About

I am a Colombian multi-disciplinary artist working in Los Angeles, California. Having started my professional life as a business reporter and magazine editor, I went on to forge a career as a tv and film producer that has span for more than two decades - profile on IMDB and all. 

 Call it lockdown existentialism  or a severe mid-life crisis, but the turmoil of the past years set in motion a process of reflection and self-discovery that prompted my return to the only thing I have been passionate about since I flung my first spoonful of baby food at a wall: art.

As an introverted, shy kid I began copying comics and illustrated books to escape the social anxiety I felt in school and family gatherings. Amused by my resolve, one day my paternal grandmother threw a thick orange book on the table I was drawing on and said with a smirk and a wave of her cigarette: “If you’re going to copy someone, copy him”. I was old enough to be able to read my last name in bold letters across the hard cover of this book. It turned out a relative of mine had been Colombia’s most notorious political cartoonist in the 1920’s before he committed suicide in 1931. The superheroes and anthropomorphized animals  of the comic books suddenly seemed silly and unimportant next to his characters, and I began obsessively copying Ricardo Rendon’s political caricatures.
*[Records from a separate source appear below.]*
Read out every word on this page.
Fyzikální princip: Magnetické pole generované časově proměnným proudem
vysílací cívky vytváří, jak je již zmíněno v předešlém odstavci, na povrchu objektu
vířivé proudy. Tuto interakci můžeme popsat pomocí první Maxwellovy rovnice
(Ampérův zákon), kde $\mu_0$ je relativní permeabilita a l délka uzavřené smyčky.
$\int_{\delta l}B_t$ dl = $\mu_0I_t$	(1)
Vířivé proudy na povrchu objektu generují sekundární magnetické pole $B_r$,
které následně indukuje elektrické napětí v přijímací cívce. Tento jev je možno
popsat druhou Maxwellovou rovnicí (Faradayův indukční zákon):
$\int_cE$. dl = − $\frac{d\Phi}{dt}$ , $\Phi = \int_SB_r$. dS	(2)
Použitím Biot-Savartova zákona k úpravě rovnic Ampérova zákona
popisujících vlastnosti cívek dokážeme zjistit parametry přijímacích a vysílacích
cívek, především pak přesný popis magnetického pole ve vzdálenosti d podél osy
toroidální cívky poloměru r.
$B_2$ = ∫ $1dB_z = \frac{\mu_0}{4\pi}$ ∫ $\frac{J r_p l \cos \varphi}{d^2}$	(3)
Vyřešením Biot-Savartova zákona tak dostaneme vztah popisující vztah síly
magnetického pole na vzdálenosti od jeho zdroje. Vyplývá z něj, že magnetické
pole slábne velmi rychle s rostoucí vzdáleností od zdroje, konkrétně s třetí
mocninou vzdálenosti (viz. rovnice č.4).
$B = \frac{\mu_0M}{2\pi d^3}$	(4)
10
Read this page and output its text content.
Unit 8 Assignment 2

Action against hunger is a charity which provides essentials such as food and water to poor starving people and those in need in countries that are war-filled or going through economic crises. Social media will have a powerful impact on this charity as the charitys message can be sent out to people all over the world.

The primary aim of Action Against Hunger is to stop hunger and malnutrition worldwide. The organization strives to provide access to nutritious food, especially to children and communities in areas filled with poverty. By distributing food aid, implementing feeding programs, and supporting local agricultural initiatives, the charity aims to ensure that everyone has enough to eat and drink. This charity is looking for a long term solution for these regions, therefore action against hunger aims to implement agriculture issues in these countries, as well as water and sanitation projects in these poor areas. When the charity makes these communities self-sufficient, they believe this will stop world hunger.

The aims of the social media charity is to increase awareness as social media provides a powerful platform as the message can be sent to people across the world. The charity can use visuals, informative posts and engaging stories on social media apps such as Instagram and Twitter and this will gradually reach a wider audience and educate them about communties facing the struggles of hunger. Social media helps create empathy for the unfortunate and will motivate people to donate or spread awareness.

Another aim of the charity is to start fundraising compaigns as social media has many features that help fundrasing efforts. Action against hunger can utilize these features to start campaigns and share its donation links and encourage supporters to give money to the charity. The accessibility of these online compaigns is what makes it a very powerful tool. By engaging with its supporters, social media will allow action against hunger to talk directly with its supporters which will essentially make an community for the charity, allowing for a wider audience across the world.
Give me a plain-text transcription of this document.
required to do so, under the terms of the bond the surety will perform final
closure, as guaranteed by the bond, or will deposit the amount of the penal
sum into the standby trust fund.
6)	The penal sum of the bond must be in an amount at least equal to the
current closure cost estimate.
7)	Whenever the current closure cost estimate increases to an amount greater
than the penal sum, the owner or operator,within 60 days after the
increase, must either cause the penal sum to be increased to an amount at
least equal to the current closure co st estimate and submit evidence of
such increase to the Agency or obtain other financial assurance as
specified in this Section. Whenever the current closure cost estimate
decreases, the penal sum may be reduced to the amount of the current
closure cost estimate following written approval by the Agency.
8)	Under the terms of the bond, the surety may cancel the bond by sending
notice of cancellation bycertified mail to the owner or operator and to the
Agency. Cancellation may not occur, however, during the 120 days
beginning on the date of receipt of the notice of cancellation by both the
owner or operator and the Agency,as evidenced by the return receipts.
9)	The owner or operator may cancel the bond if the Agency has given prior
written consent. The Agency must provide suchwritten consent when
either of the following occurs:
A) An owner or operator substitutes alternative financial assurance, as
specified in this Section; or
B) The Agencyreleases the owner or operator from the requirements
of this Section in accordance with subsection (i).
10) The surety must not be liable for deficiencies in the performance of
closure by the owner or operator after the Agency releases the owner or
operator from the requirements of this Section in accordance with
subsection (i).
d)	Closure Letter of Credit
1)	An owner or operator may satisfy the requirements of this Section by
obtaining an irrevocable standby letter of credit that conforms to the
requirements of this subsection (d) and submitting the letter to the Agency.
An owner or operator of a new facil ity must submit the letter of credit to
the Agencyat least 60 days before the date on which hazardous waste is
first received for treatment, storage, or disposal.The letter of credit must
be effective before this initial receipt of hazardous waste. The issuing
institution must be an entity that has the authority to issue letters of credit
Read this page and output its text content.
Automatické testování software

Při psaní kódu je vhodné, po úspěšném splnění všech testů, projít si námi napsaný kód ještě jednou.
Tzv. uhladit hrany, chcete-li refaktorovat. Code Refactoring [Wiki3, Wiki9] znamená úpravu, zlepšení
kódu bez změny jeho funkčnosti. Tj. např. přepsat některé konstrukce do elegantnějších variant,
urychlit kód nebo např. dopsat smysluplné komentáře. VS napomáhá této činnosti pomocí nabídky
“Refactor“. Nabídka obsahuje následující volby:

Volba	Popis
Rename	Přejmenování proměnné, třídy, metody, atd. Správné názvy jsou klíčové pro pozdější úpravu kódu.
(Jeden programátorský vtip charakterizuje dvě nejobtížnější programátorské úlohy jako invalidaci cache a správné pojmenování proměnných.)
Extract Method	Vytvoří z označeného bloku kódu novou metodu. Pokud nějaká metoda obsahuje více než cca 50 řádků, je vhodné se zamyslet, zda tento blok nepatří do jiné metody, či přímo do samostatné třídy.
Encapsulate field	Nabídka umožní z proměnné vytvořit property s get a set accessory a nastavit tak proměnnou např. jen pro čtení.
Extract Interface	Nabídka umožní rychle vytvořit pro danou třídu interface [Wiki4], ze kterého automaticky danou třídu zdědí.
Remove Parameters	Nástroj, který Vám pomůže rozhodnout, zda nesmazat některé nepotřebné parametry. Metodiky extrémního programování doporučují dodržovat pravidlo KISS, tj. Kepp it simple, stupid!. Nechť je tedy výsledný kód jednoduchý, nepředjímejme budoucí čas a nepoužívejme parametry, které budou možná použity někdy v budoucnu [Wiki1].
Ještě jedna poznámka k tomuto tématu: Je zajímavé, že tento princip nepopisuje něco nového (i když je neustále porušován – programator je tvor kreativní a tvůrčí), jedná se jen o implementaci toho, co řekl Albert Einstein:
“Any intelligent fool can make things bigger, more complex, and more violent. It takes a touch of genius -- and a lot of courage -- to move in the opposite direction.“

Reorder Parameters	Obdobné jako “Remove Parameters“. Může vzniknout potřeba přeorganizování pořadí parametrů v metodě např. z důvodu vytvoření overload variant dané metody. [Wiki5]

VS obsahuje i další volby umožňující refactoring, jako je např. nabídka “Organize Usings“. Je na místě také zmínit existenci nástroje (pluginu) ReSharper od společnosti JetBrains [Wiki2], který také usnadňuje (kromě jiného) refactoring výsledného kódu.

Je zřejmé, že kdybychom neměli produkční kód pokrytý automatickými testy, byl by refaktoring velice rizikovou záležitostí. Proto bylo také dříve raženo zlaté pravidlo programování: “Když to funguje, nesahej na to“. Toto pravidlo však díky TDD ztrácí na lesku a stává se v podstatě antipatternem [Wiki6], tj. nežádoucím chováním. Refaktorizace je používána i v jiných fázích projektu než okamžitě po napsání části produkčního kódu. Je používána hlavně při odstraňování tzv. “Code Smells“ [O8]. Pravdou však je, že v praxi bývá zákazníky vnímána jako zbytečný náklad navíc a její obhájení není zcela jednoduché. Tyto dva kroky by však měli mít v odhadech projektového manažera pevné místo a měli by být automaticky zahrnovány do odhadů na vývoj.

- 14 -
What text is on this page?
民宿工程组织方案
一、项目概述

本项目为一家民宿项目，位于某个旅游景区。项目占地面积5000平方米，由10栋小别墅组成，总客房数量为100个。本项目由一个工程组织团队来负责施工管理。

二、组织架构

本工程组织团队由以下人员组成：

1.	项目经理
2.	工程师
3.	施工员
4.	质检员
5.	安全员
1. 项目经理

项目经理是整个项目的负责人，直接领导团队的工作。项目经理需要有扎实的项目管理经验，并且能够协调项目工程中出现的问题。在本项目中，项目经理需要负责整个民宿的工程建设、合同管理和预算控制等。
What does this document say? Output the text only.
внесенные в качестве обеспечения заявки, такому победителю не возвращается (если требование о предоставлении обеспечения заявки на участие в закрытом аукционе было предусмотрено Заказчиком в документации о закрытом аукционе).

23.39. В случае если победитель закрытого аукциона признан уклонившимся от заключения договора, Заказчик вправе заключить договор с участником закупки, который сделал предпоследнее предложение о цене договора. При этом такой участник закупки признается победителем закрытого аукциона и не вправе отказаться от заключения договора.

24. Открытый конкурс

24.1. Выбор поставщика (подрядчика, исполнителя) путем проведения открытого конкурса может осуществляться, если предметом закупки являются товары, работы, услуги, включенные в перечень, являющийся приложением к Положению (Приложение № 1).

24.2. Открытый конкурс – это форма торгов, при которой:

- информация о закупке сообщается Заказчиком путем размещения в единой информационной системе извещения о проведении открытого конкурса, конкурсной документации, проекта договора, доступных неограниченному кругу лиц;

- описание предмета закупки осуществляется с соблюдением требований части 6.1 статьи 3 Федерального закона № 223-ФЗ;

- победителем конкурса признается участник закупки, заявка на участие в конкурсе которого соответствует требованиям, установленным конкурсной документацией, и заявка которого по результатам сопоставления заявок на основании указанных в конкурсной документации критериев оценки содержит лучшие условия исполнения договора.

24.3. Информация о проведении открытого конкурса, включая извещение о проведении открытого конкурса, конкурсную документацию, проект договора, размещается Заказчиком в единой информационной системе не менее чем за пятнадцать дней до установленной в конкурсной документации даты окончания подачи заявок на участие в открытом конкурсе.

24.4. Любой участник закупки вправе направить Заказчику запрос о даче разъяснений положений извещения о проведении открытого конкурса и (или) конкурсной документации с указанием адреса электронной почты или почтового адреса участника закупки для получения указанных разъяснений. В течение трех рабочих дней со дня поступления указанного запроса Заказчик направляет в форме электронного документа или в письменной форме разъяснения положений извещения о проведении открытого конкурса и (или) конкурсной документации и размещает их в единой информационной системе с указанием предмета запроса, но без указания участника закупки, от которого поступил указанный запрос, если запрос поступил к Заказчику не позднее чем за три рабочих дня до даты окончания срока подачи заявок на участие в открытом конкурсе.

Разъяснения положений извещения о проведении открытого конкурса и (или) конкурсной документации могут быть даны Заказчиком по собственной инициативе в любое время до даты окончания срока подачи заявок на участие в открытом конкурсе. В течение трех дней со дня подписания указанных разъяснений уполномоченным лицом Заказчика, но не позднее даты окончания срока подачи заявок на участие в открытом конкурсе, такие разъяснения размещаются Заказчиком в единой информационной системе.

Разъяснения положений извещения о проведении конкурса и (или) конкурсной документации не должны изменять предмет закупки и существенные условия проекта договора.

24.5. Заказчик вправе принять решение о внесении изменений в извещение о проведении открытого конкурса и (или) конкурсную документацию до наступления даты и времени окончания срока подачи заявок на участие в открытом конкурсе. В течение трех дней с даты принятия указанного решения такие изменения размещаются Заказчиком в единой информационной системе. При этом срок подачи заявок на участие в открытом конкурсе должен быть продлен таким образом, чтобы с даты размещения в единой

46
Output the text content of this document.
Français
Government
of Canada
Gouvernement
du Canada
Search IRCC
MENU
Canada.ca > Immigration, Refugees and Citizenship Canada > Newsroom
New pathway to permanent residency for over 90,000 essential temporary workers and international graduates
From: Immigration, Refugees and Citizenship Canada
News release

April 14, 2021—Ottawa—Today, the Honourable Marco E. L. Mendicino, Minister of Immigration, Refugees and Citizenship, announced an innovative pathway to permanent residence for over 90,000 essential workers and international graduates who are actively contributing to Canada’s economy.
I obviously didn’t understand the political context or recognize any of the people he was portraying, but I appreciated his overall tone and the line of his drawing made me feel something indescribable. There were just the right amount of lines and there was something very satisfying about the shapes and volumes that they described, and the way he placed them.  

That’s the satisfaction that I chase through drawing (later painting) and photography.

Two decades of making films, mostly documentaries, too many years of reading The Economist, and having a political cartoonist as my first idol (and many other cartoonists after that - like KAL from The Economist ) has made it impossible to refrain from trying to comment on the times we live in. So here I am, trying to bear witness and ask questions rather than making heady statements, because I read somewhere that’s what good art does.